Edited on November 23, 2016
While analyzing performance problems, people often need to look at system metrics. Until recently, we believed these steps of the analysis process could and were being fullfilled by many other tools which are often available even just at the OS level through the execution of simple command lines (vmstat for example). In addition, many users already have a permanent monitoring solution for OS-level metrics.
However, we realized that switching between multiple tools during the analysis process can be tedious and we decided to implement a simple charting tool to present these metrics to you. All you have to do is open the new "Metrics" tab of the lower pane to see the charted data which matches the time window that you're currently analyzing (time line filter up at the top of the main pane).
The "Min Bount Count" feature is a form of embodiment of our "cheap but effective" mantra. What we do here is we try to compute an estimate of how many times did we come out of a given node in the tree, and as a result, based on the sampling interval, we can compute a theoretical max bound for the average response time of that method, in that given path in the tree.

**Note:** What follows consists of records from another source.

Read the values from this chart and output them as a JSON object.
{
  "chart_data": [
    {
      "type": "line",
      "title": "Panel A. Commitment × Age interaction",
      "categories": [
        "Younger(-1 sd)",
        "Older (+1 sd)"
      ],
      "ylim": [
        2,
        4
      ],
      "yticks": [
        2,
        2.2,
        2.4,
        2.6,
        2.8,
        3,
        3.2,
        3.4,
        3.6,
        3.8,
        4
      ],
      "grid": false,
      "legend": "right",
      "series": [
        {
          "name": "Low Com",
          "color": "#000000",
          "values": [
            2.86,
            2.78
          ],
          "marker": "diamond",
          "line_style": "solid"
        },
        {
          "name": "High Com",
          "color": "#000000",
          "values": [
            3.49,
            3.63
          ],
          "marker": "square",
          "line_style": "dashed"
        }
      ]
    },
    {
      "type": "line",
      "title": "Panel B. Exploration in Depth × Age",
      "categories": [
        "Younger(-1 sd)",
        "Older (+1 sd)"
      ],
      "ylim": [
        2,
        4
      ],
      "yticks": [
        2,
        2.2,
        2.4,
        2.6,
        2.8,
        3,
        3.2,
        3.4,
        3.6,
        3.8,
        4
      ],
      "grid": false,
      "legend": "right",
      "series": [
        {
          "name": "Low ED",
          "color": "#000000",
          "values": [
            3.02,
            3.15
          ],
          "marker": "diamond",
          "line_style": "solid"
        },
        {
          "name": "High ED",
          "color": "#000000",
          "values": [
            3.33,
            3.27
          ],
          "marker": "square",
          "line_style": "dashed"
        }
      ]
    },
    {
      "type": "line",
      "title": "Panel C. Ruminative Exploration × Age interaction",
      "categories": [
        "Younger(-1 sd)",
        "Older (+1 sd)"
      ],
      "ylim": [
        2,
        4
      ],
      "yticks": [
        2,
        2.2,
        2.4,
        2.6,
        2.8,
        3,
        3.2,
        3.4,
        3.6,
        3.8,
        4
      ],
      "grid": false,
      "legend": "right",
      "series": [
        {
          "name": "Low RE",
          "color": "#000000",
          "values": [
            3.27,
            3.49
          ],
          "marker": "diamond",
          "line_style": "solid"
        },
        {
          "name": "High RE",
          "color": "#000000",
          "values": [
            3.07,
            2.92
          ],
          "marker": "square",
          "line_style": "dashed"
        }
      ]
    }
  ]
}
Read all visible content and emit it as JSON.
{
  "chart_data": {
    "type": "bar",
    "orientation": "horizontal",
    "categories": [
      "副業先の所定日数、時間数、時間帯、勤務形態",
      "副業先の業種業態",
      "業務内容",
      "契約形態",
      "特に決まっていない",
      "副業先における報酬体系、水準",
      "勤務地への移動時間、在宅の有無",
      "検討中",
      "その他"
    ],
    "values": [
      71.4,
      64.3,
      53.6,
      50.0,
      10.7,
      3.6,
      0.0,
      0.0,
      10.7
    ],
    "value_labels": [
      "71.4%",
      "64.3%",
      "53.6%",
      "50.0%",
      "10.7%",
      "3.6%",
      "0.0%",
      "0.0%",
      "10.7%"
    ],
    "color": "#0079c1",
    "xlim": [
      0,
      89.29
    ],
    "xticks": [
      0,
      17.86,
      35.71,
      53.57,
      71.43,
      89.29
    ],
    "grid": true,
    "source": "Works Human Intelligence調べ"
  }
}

To turn this on, all you have to do is click the calculator logo :
The reason we've added this key feature is that, while analyzing sampling results, the question that comes immediately after "in which method(s) is my response time lost?" is, "okay but does this mean this method is called very frequently or does each individual call last a long time or both?" In other words : "am I facing a 1 x n, a n x 1 or a n x m scenario?". This counter will help you figure that out very quickly and without having to move on to instrumentation mode. This is the key criterion here. We're constantly working on delaying the moment where you have to draw more information from the system and hence, where you have to be more intrusive in the way you retrieve data from the system.

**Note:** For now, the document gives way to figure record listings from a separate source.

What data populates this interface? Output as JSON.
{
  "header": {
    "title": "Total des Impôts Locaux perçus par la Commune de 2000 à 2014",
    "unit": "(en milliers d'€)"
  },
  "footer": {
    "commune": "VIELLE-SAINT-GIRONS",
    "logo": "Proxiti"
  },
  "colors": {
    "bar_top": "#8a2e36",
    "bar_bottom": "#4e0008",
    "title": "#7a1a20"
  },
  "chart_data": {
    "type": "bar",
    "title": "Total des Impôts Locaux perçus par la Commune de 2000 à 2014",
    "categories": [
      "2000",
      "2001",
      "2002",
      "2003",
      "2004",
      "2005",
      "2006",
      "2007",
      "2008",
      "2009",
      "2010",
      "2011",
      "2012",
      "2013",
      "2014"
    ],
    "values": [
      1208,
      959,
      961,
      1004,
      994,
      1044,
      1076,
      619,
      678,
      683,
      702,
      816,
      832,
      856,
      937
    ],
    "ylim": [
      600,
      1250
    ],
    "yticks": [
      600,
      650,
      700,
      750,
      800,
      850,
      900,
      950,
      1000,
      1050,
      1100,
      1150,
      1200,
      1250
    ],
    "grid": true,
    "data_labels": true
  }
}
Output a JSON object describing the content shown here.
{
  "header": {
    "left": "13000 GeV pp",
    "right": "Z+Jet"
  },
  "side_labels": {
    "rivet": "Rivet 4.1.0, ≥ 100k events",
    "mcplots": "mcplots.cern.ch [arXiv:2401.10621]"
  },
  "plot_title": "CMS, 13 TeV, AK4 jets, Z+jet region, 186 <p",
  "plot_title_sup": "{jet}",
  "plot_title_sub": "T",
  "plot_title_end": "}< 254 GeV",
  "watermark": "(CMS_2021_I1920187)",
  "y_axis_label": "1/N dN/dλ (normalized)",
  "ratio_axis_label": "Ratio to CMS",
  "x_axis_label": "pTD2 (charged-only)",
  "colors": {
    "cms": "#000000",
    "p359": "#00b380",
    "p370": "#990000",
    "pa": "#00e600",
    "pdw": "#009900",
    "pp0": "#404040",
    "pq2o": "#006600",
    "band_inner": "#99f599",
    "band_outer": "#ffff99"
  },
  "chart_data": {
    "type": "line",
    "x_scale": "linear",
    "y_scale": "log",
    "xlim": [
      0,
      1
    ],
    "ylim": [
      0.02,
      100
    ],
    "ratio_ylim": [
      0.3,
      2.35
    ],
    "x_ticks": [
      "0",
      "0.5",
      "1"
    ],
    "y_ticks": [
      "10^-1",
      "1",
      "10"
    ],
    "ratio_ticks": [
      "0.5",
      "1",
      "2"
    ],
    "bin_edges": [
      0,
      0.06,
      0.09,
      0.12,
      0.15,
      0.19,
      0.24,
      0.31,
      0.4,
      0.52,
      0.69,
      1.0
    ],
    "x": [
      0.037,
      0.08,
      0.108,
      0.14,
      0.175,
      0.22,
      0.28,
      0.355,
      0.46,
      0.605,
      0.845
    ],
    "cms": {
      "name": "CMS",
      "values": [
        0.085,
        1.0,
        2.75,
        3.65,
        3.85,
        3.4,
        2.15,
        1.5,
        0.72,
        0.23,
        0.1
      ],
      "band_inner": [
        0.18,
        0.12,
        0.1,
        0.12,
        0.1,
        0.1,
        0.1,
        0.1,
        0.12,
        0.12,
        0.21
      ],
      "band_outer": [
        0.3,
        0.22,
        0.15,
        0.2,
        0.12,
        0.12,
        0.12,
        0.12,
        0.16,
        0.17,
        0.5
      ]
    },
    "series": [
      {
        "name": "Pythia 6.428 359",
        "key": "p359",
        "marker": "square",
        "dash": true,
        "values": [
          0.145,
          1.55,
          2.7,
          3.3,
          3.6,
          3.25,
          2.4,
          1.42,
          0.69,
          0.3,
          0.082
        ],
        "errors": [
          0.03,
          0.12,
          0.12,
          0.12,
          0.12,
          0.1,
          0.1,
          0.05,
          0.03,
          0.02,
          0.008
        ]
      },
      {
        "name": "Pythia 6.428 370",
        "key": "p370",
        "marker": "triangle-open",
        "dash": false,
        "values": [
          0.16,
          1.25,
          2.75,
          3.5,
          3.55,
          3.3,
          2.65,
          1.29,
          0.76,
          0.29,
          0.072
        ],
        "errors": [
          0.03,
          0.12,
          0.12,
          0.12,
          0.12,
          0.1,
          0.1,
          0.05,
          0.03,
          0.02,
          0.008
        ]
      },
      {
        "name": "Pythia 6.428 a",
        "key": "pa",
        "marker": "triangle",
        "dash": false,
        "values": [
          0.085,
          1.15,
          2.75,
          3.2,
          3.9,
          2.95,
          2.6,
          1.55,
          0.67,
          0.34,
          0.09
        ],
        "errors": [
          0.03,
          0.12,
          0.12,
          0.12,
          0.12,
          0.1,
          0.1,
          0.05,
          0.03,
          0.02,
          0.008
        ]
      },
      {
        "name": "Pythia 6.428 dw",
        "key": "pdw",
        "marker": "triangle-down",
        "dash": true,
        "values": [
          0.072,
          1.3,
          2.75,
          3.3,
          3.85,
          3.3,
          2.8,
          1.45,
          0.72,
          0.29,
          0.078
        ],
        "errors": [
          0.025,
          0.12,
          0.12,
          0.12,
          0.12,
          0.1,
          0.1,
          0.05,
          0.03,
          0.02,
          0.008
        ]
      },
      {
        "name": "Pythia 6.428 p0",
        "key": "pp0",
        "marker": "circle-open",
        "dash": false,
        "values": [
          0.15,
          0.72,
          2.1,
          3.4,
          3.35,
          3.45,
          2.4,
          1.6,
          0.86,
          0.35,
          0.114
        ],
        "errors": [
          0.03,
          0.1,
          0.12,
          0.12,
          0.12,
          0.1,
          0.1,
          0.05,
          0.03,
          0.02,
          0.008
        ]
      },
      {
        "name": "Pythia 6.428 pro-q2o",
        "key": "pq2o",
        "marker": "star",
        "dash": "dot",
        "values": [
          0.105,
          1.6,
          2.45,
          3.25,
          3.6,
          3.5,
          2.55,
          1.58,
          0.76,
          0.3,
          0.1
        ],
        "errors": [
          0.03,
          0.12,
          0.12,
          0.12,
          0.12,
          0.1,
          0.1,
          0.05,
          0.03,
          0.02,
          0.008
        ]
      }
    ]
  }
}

But you have to be careful about how you interpret this information. Parallelism can strongly influence these counters and you have to be sure you understand the paradigm under which your threads are operating.

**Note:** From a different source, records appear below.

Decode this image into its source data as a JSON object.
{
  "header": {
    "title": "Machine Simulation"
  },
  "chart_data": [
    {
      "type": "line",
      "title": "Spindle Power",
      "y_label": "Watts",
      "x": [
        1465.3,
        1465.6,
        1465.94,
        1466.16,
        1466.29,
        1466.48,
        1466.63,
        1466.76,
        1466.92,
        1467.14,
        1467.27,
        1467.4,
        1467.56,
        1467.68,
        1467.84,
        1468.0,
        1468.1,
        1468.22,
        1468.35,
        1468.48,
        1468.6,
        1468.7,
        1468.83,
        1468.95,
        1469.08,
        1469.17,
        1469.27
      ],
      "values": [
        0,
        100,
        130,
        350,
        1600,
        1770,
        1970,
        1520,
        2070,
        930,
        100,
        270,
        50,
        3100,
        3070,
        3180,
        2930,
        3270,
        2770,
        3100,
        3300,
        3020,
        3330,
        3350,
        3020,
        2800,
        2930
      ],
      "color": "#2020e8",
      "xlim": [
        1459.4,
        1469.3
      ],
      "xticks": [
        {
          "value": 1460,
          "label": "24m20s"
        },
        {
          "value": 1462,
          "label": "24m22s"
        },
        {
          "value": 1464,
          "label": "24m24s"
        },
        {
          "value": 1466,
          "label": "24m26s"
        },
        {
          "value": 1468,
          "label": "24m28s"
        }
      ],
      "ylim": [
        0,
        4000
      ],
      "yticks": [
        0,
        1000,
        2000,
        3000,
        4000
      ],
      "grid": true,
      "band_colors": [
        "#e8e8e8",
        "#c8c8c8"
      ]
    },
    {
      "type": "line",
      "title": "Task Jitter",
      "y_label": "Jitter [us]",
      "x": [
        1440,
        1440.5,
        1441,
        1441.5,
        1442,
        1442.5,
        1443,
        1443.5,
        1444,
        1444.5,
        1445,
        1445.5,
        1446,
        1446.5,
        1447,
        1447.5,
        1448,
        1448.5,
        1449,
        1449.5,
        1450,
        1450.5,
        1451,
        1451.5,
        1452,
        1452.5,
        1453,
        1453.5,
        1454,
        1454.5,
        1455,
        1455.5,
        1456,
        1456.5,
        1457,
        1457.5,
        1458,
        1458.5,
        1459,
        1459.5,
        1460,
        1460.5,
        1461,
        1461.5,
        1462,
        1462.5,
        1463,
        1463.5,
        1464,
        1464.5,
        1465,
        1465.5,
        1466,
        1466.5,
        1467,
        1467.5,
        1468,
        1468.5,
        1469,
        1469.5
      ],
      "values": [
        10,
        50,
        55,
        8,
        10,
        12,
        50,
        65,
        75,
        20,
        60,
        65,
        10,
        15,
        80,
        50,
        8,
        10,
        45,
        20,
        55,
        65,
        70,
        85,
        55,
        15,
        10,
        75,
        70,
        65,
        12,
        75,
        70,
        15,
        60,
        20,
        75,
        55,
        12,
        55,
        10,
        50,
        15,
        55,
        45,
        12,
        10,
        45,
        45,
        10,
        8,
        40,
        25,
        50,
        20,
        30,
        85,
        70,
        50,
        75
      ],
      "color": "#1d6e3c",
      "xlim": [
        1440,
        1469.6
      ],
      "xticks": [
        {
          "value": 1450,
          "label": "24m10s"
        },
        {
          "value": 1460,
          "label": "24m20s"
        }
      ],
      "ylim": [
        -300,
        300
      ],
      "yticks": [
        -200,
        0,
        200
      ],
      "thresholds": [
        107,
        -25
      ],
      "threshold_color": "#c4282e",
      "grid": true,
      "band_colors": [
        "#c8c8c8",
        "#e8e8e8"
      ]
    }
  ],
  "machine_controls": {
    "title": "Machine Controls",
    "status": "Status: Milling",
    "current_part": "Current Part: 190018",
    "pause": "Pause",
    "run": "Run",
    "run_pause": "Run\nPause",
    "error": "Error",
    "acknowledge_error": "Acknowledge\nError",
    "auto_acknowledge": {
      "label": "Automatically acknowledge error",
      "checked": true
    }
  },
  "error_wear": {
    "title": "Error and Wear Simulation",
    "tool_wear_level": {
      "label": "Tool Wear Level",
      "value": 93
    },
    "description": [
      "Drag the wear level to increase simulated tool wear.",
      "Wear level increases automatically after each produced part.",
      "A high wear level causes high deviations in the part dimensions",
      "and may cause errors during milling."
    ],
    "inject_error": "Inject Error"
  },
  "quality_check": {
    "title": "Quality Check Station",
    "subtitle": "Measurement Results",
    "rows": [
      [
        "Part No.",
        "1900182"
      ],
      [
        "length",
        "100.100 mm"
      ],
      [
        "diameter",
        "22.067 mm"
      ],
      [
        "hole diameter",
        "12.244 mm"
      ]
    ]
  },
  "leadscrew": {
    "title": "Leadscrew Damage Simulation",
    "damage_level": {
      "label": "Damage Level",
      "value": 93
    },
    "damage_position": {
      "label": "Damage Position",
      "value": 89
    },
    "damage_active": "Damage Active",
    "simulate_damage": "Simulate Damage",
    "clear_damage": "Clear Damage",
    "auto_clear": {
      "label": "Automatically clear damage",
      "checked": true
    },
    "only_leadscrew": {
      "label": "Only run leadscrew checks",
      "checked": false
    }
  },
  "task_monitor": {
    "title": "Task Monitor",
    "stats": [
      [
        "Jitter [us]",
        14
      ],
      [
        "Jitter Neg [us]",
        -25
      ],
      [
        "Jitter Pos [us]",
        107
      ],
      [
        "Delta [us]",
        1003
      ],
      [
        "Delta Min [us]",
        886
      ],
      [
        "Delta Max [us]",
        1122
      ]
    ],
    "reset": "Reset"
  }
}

Looking at thread stacks as an aggregated tree is very powerful but we felt we needed to be able to display the method call information in new ways. Not only does this allow us to shed a different light on the data, but this will also serve as the first stepping stone of a new family of views in the future.
As you probably know by now, we're very dedicated to squeezing as much data we can out of cheap data sources. Our work around thread stack aggregation is probably the most obvious piece of functionality which we derived from this philosophy. But now we're taking things to the next level and we're experimenting with APM-style (or distributed transaction style) analysis applied to pseudo-events, meaning trying to use the samples retrieved via discrete monitoring in order to draw conclusions on continuous phenomena.
While this might throw you off a bit at first, we believe this will be an essential part of our monitoring strategy in the future. As of this version however, all you need to worry about is the fact that there's a new way to look at the events which represent method calls (the pseudo-even table), and that these can come from our JMX harvest.
With pseudo events, you get access to similar analysis capabilities as when working with instrumentation based events. For instance you can further analyze the "transaction" to which a given pseudo event is attached. The "word" transaction is actually not appropriate here, since we're just talking about the stack trace of a certain thread, resulting from a single given thread dump. But the idea is the same.
Make sure to toggle the calculator icon to benefit from this functionality, otherwise your Events tab will remain empty.
You can find out more about events and subscriptions in the section "Subscriptions". These require using the collector in combination with an agent.
As explained in the section "Permanent monitoring", being able to analyze a problem in real time (what we call "just in time") may be nice, but it's a luxury you can't always afford, depending on the type of problem you're analyzing.
That's why we've invested so much effort into a collector. The collector allows you to go back and look at what happened to the system in a post mortem fashion, or simply after most of the diagnostic essentials faded away from the system. Thanks to the collector, even if the information is not available in the system anymore, chances are they have been captured and saved for you.
While the main use of this functionality is to store thread dumps and transactional data, it also works for JMX metrics. This means you can go back, browse the values and chart the data which comes from polling the beans at a prior time. The data is simply saved in our mongoDB database, just like everything else which we persist.